-
-
Notifications
You must be signed in to change notification settings - Fork 515
Elasticsearch setup guide
This guide will walk you through setting up an Elasticsearch production instance on Linux (please note that we assume that you have some Linux experience). We use this guide to setup and configure our own nodes on Azure.
We'd love your feedback on how we can improve our setup and configuration. It would be greatly appreciated if a docker guru could create some docker images based on the following tutorial :).
Let's start by creating a new virtual machine and select the latest 64bit Ubuntu
Operating System. After your up and running lets ensure it's running the latest software:
sudo apt-get update
sudo apt-get upgrade
Please note that this guide will install Elasticsearch 1.7.x and not the recent 2.x release.
sudo add-apt-repository ppa:webupd8team/java
sudo apt-get update
sudo apt-get install oracle-java8-installer
java -version
wget -qO - https://packages.elastic.co/GPG-KEY-elasticsearch | sudo apt-key add -
echo "deb http://packages.elastic.co/elasticsearch/1.7/debian stable main" | sudo tee -a /etc/apt/sources.list.d/elasticsearch-1.7.list
sudo apt-get install elasticsearch
For more information on running Elasticsearch as a service (using SystemD) please read this.
You will want to attach a secondary hard disk/storage to your virtual machine before continuing. We use this disk to store the elastic search indexes. We create the largest one possible in azure as we only pay for space that is actually used. A plus side of doing this is you only have to pay for what is actually allocated on disk.
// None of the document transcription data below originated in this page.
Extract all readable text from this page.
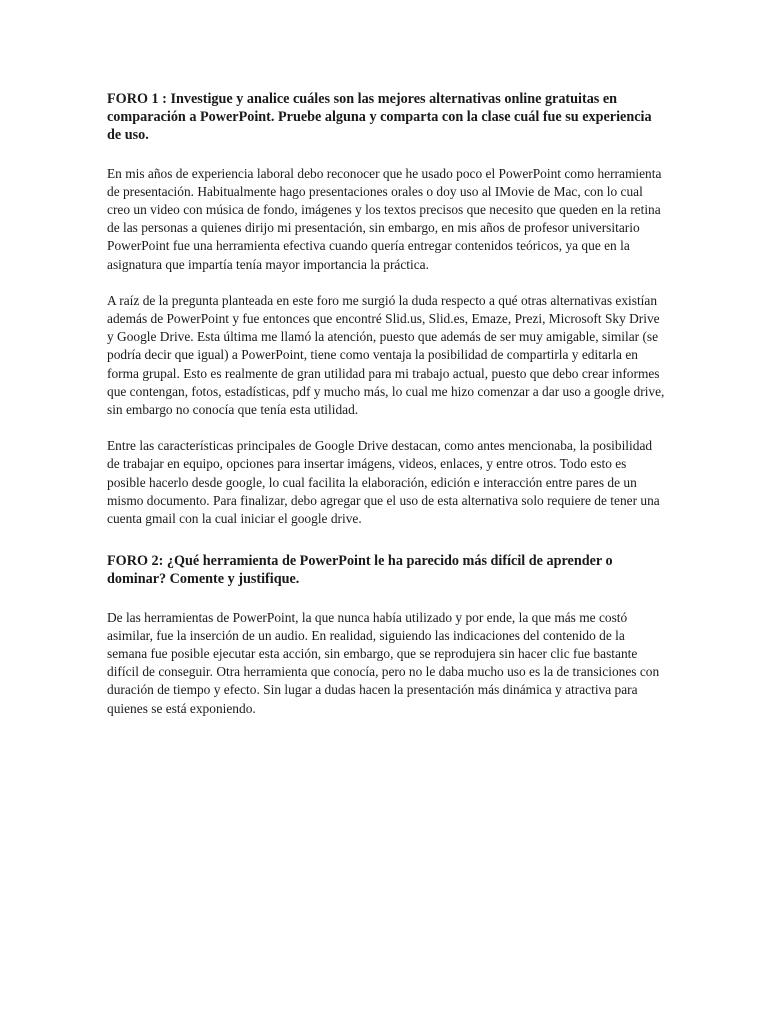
FORO 1 : Investigue y analice cuáles son las mejores alternativas online gratuitas en comparación a PowerPoint. Pruebe alguna y comparta con la clase cuál fue su experiencia de uso.

En mis años de experiencia laboral debo reconocer que he usado poco el PowerPoint como herramienta de presentación. Habitualmente hago presentaciones orales o doy uso al IMovie de Mac, con lo cual creo un video con música de fondo, imágenes y los textos precisos que necesito que queden en la retina de las personas a quienes dirijo mi presentación, sin embargo, en mis años de profesor universitario PowerPoint fue una herramienta efectiva cuando quería entregar contenidos teóricos, ya que en la asignatura que impartía tenía mayor importancia la práctica.

A raíz de la pregunta planteada en este foro me surgió la duda respecto a qué otras alternativas existían además de PowerPoint y fue entonces que encontré Slid.us, Slid.es, Emaze, Prezi, Microsoft Sky Drive y Google Drive. Esta última me llamó la atención, puesto que además de ser muy amigable, similar (se podría decir que igual) a PowerPoint, tiene como ventaja la posibilidad de compartirla y editarla en forma grupal. Esto es realmente de gran utilidad para mi trabajo actual, puesto que debo crear informes que contengan, fotos, estadísticas, pdf y mucho más, lo cual me hizo comenzar a dar uso a google drive, sin embargo no conocía que tenía esta utilidad.

Entre las características principales de Google Drive destacan, como antes mencionaba, la posibilidad de trabajar en equipo, opciones para insertar imágens, videos, enlaces, y entre otros. Todo esto es posible hacerlo desde google, lo cual facilita la elaboración, edición e interacción entre pares de un mismo documento. Para finalizar, debo agregar que el uso de esta alternativa solo requiere de tener una cuenta gmail con la cual iniciar el google drive.

FORO 2: ¿Qué herramienta de PowerPoint le ha parecido más difícil de aprender o dominar? Comente y justifique.

De las herramientas de PowerPoint, la que nunca había utilizado y por ende, la que más me costó asimilar, fue la inserción de un audio. En realidad, siguiendo las indicaciones del contenido de la semana fue posible ejecutar esta acción, sin embargo, que se reprodujera sin hacer clic fue bastante difícil de conseguir. Otra herramienta que conocía, pero no le daba mucho uso es la de transiciones con duración de tiempo y efecto. Sin lugar a dudas hacen la presentación más dinámica y atractiva para quienes se está exponiendo.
Get a list of the attached SCSI
devices.
dmesg | grep SCSI
Make sure it’s sdc
and that we are formatting the correct one.
sudo fdisk /dev/sdc
Command n
then p
and all defaults then w
to write it
sudo mkfs -t ext4 /dev/sdc1
Mount the new drive to /mnt/data
sudo mkdir /mnt/data
sudo mount /dev/sdc1 /mnt/data
Auto mount the drive on reboot.
sudo -i blkid
Grab the GUID for /dev/sdc1
and open fstab
.
sudo nano /etc/fstab
Paste in under the existing UUID:
UUID=YOUR_GUID /mnt/data ext4 defaults 0 0
Create the storage folders by creating a db
, log
and work
directory in /mnt/data
cd /mnt/data
mkdir db
mkdir log
mkdir work
Make elasticsearch user the owner of the folders
sudo chown -R elasticsearch:elasticsearch /mnt/data/
sudo chown -R elasticsearch:elasticsearch /mnt/data/log
sudo chown -R elasticsearch:elasticsearch /mnt/data/work
sudo chown -R elasticsearch:elasticsearch /mnt/data/db
Lets install the Cloud Azure, HQ and Marvel plugins
cd /usr/share/elasticsearch
sudo bin/plugin -i elasticsearch/elasticsearch-cloud-azure/2.8.2
sudo bin/plugin -i royrusso/elasticsearch-HQ
sudo bin/plugin -i elasticsearch/marvel/latest
It's important that you decide early on roughly how many nodes and how much ram the nodes will have so you can configure it properly. It's recommend that you at least three nodes with two master nodes. Having lots of ram and faster storage will help greatly.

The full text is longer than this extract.